TORONTO (Reuters) - Canada’s television regulator has launched a website for the public to register their opinions ahead a round of hearings that could determine whether local TV stations can charge cable and satellite companies for distributing their programs.
The debate over the issue, known as fee for carriage, has generated heated newspaper and TV ad campaigns from both sides, and tense exchanges between industry executives.
Broadcasters such as Canwest Global Communications and privately held CTVglobemedia argue they should be able to charge cable firms like Rogers Communications for their signals.
The broadcasters say the rise of the cable and satellite companies has hurt their business and warn that local TV stations may be forced to close if the current regime isn’t changed.
The cable and satellite firms, meanwhile, say the fees would lead to bigger bills for subscribers because the new costs would be passed on to consumers. They have branded fee for carriage as a “TV tax” that could cost each subscriber up to an extra C$10 a month.
Cable and satellite companies do not currently pay a fee for local TV signals and must distribute them as part of their basic service.

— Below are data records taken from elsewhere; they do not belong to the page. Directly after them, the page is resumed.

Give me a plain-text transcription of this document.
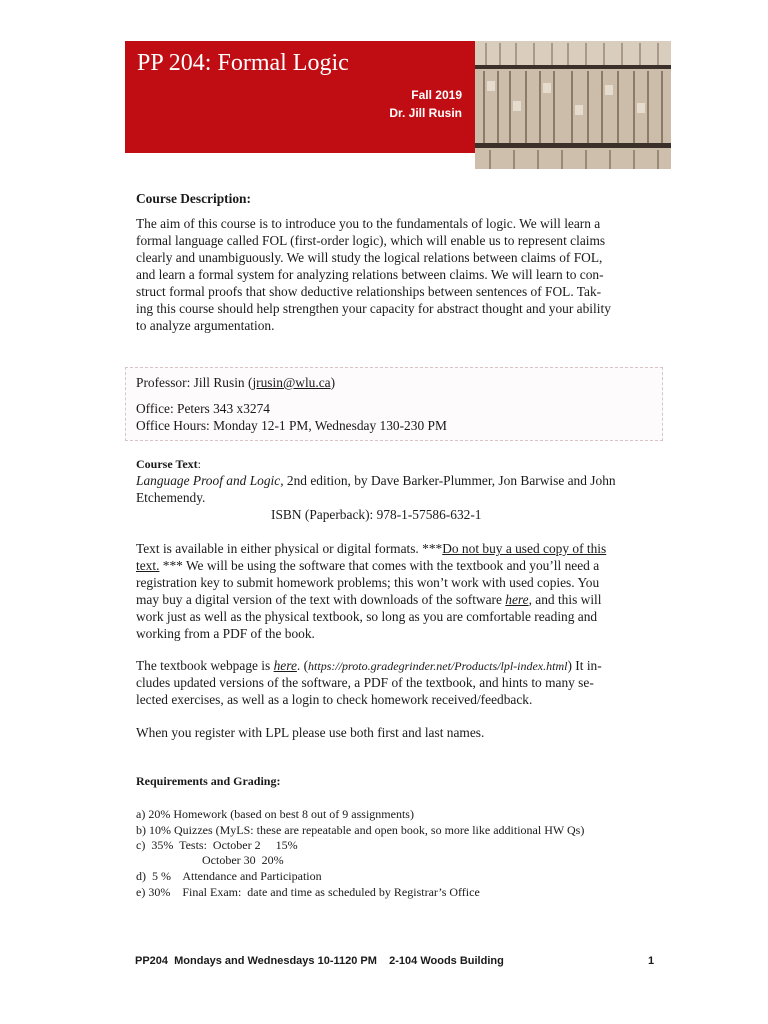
PP 204: Formal Logic
Fall 2019
Dr. Jill Rusin
Course Description:
The aim of this course is to introduce you to the fundamentals of logic. We will learn a
formal language called FOL (first-order logic), which will enable us to represent claims
clearly and unambiguously. We will study the logical relations between claims of FOL,
and learn a formal system for analyzing relations between claims. We will learn to con-
struct formal proofs that show deductive relationships between sentences of FOL. Tak-
ing this course should help strengthen your capacity for abstract thought and your ability
to analyze argumentation.
Professor: Jill Rusin (jrusin@wlu.ca)
Office: Peters 343 x3274
Office Hours: Monday 12-1 PM, Wednesday 130-230 PM
Course Text:
Language Proof and Logic, 2nd edition, by Dave Barker-Plummer, Jon Barwise and John
Etchemendy.
ISBN (Paperback): 978-1-57586-632-1
Text is available in either physical or digital formats. ***Do not buy a used copy of this
text. *** We will be using the software that comes with the textbook and you’ll need a
registration key to submit homework problems; this won’t work with used copies. You
may buy a digital version of the text with downloads of the software here, and this will
work just as well as the physical textbook, so long as you are comfortable reading and
working from a PDF of the book.
The textbook webpage is here. (https://proto.gradegrinder.net/Products/lpl-index.html) It in-
cludes updated versions of the software, a PDF of the textbook, and hints to many se-
lected exercises, as well as a login to check homework received/feedback.
When you register with LPL please use both first and last names.
Requirements and Grading:
a) 20% Homework (based on best 8 out of 9 assignments)
b) 10% Quizzes (MyLS: these are repeatable and open book, so more like additional HW Qs)
c)  35%  Tests:  October 2     15%
October 30  20%
d)  5 %    Attendance and Participation
e) 30%    Final Exam:  date and time as scheduled by Registrar’s Office
PP204  Mondays and Wednesdays 10-1120 PM    2-104 Woods Building	1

Both sides have been vocal in arguing their positions and have set up websites to promote their respective sides.
The broadcasting regulator, the Canadian Radio-television and Telecommunications Commission, is set to hold hearings on the issue starting on December 7 in Gatineau, Quebec, near Ottawa.
CRTC says it is aware that the issue has generated considerable public interest and launched its website on Monday so people could register their opinions.
The website here will be open for comments until December 21, and the regulator noted in its announcement that it has "already received numerous comments since the public hearing was announced."